Gordon Brown’s £1 billion household energy package is not only naïve, unprincipled and cosmetic, but marks a failure of the Labour Government after adopting a botched EU climate change policy. His attempt to offer £910 million to pay for all low-income and pensioner families to get free loft and cavity insulation, with six million others offered half-price deals, is a short term fix. Basic economics will prove that those energy companies will now be forced to hit the consumers in the long-term with increased prices. Those are the terms of Brown’s daylight robbery of the Big Six power companies.
This is not merely a national failure – it is a failure of its European Union climate change policy. Brown’s national energy package has been presented as a ‘better alternative’ to a windfall tax. The windfall tax was itself debated by the Labour Party because the Government signed itself up to a European climate change initiative and got its figures completely wrong. The EU Emissions Trading Scheme (ETS), which was designed to tackle climate change through anti-pollution measures, ended up awarding large and substantial funds to energy companies.

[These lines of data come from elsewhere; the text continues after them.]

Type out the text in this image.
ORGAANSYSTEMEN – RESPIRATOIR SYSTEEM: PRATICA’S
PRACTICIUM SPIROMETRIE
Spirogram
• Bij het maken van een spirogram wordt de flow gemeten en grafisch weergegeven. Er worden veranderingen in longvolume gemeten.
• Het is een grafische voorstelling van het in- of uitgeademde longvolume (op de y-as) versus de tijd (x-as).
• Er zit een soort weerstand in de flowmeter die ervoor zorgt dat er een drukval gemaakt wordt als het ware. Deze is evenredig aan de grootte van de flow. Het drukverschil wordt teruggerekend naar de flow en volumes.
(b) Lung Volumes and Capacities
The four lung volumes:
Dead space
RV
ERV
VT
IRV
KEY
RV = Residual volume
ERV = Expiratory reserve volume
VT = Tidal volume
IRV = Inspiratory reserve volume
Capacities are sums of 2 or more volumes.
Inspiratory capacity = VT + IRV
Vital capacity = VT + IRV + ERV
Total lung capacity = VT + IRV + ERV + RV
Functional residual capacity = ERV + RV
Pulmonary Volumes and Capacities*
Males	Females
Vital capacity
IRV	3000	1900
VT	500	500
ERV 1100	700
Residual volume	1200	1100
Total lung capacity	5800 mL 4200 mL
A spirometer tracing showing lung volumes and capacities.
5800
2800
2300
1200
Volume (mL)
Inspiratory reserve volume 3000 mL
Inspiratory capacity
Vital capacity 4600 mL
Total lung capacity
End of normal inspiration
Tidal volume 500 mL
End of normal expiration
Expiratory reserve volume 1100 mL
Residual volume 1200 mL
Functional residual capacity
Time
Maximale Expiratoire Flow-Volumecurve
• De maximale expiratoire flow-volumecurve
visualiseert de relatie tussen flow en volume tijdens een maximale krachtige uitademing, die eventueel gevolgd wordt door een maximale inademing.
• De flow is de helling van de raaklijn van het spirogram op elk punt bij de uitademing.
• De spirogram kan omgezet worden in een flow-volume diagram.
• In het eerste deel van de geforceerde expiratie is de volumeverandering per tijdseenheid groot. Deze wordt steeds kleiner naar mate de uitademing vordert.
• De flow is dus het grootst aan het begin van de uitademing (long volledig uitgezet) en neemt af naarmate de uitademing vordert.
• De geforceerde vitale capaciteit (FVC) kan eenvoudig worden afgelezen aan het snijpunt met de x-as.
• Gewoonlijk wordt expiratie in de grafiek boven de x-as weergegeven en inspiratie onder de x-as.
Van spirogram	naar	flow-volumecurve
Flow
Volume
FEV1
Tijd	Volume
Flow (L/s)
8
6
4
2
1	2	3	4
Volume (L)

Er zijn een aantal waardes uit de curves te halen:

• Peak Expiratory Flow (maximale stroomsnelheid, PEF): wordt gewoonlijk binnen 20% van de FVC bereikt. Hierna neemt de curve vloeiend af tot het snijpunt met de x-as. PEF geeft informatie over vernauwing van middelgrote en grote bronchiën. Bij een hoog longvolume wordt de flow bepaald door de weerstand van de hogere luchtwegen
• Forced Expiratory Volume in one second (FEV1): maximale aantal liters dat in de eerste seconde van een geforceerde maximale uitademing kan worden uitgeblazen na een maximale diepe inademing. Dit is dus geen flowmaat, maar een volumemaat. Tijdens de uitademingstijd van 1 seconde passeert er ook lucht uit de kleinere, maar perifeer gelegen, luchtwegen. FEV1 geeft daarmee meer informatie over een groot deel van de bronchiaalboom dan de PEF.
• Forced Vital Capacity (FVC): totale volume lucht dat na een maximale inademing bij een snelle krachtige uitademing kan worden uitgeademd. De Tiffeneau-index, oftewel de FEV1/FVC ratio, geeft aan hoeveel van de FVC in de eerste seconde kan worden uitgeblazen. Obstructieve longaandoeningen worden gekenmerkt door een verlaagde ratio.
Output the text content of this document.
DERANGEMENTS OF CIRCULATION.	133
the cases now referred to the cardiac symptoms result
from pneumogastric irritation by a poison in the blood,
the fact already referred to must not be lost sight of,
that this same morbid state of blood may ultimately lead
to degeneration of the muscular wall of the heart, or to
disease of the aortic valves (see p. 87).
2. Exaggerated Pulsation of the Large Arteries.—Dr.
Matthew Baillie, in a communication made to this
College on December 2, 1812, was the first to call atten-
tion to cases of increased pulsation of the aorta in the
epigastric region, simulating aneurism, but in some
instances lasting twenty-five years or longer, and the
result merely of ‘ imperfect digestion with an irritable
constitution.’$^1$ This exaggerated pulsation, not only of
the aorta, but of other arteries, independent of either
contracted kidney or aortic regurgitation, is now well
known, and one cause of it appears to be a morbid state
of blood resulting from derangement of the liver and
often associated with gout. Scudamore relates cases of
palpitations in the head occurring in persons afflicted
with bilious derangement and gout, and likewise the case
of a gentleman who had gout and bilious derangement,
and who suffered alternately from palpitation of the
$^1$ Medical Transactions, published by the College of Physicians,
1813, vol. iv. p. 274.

Labour has already realized the extent of the losses but will do nothing. It is already reported to have cost the UK economy up to £530 million a year. To rob the cash he lost on his bungled EU anti-pollution climate change policy, Brown is now pumping grand sums of money, £1 billion in fact, to prop up consumer energy and home bills.
To cover his mistakes on a massively destructive EU policy, Brown has decided to give away the money to cover himself. It will not rub off on the voters and the Prime Minister has already been rumbled. But it is on Europe, not merely his failed economic recovery plan, where he got the sums wrong.